The selling stockholders may also sell shares under Rule 144 under the Securities Act of 1933, as amended, or the Securities Act, if available, rather than under this prospectus.
Broker-dealers engaged by the selling stockholders may arrange for other brokers-dealers to participate in sales. Broker-dealers may receive commissions or discounts from the selling stockholders (or, if any broker-dealer acts as agent for the purchaser of shares, from the purchaser) in amounts to be negotiated, but, except as set forth in a supplement to this Prospectus, in the case of an agency transaction not in excess of a customary brokerage commission in compliance with NASDR Rule 2440; and in the case of a principal transaction a markup or markdown in compliance with NASDR IM-2440.
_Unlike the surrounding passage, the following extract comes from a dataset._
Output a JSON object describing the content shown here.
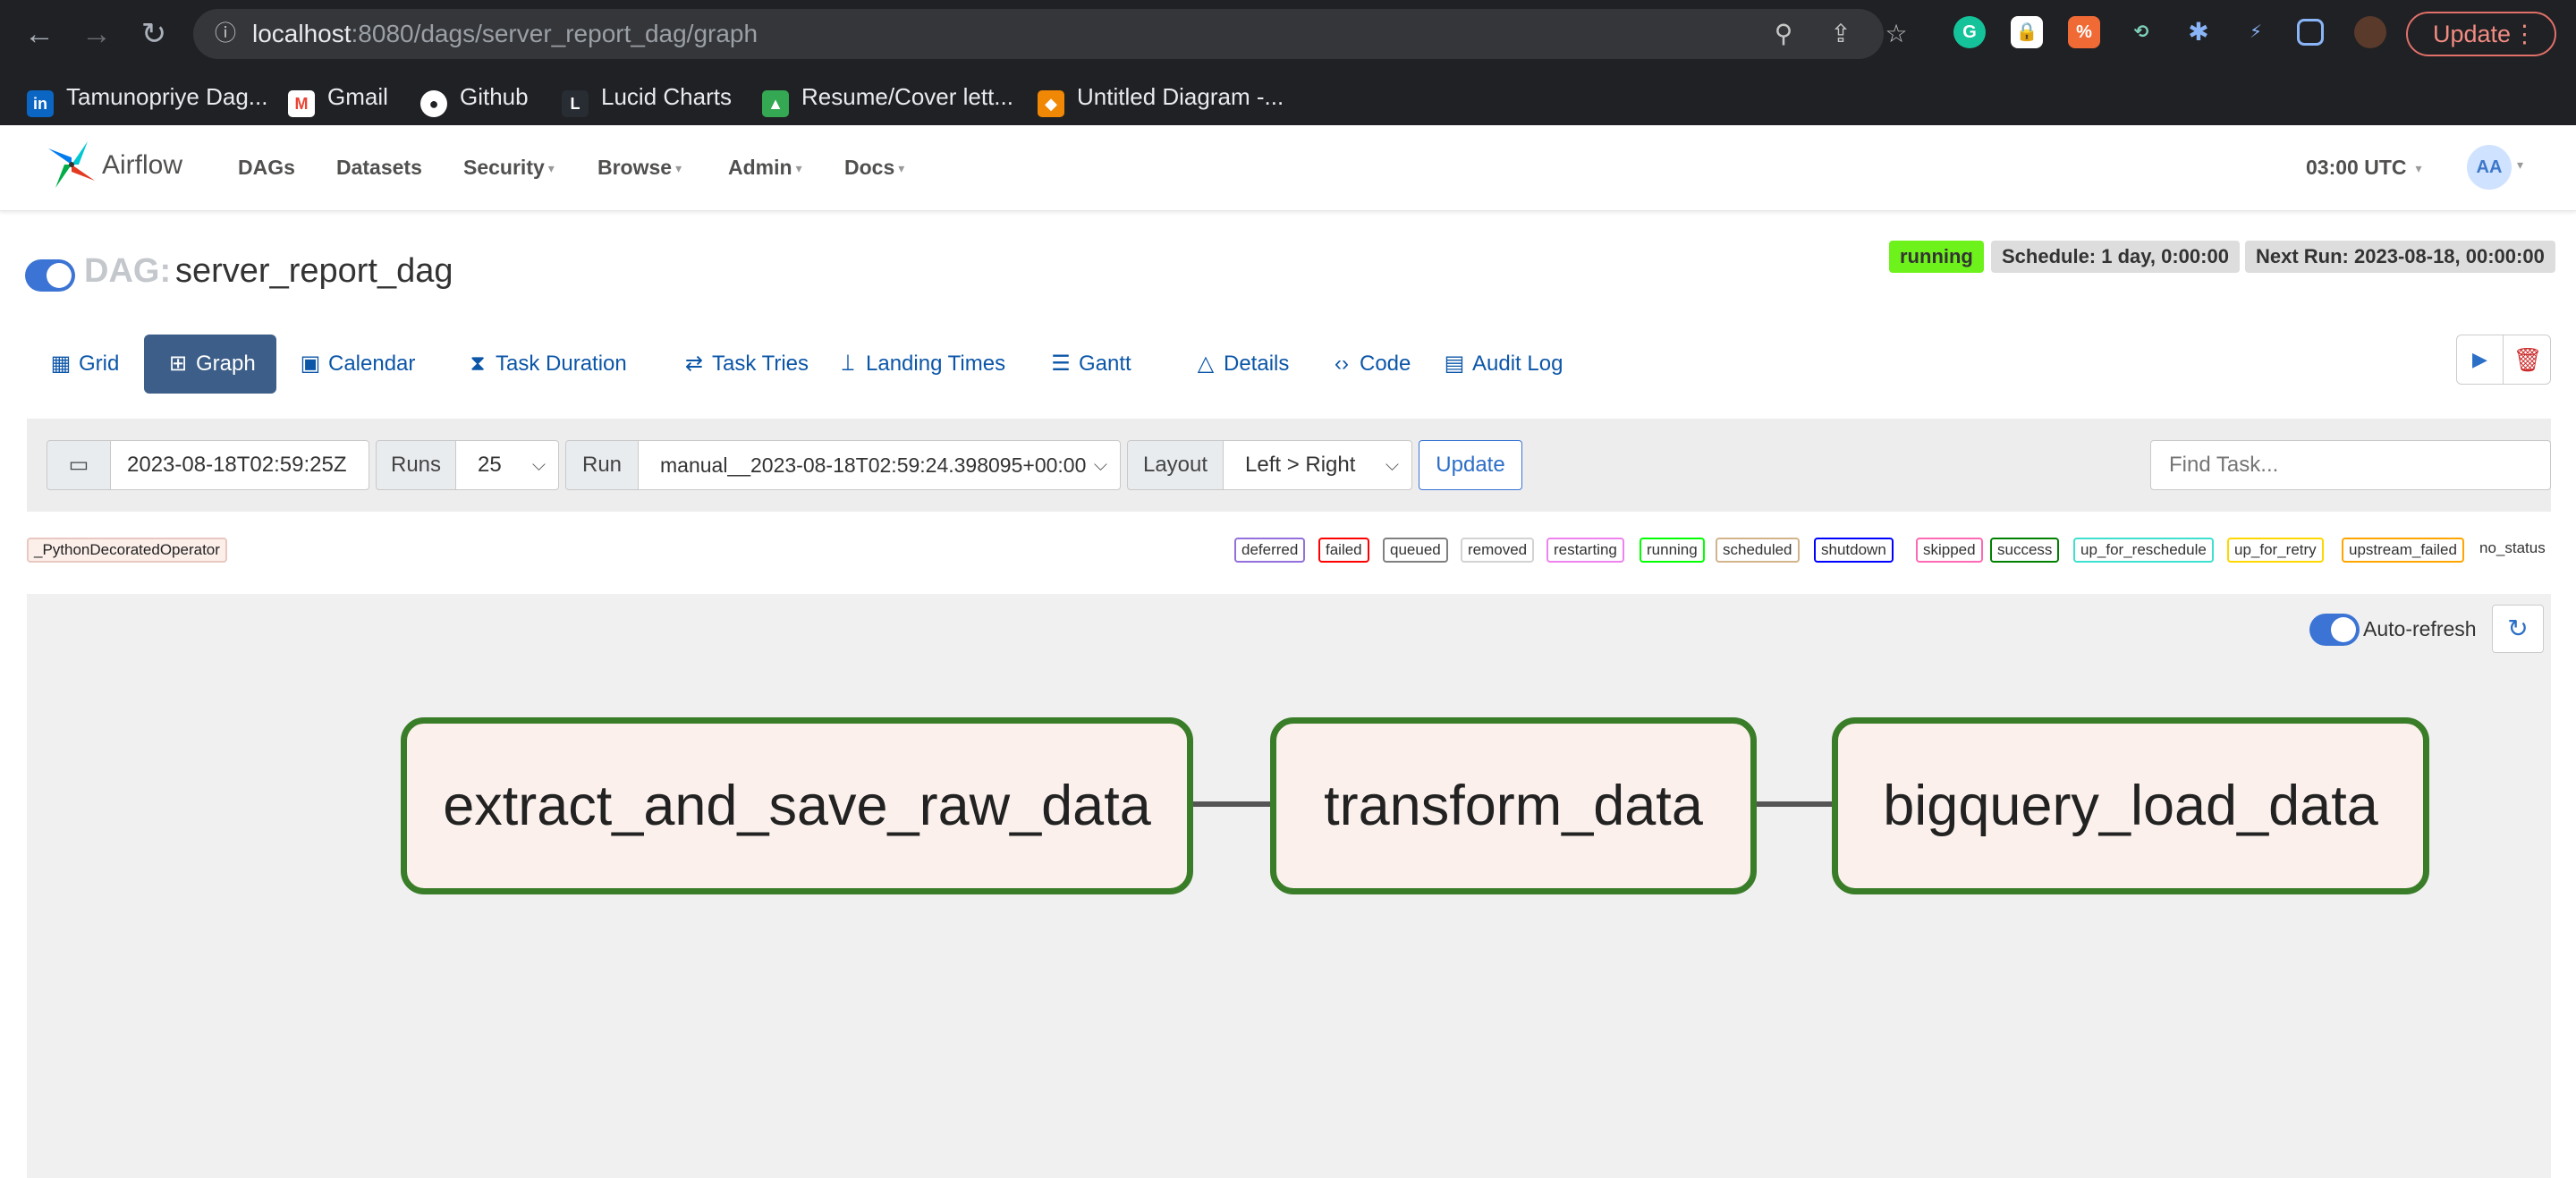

In connection with the sale of the common stock or interests therein, the selling stockholders may enter into hedging transactions with broker-dealers or other financial institutions, which may in turn engage in short sales of the common stock in the course of hedging the positions they assume. The selling stockholders may also sell shares of the common stock short and deliver these securities to close out their short positions, or loan or pledge the common stock to broker-dealers that in turn may sell these securities. The selling stockholders may also enter into option or other transactions with broker-dealers or other financial institutions or the creation of one or more derivative securities which require the delivery to such broker-dealer or other financial institution of shares offered by this prospectus, which shares such broker-dealer or other financial institution may resell pursuant to this prospectus (as supplemented or amended to reflect such transaction).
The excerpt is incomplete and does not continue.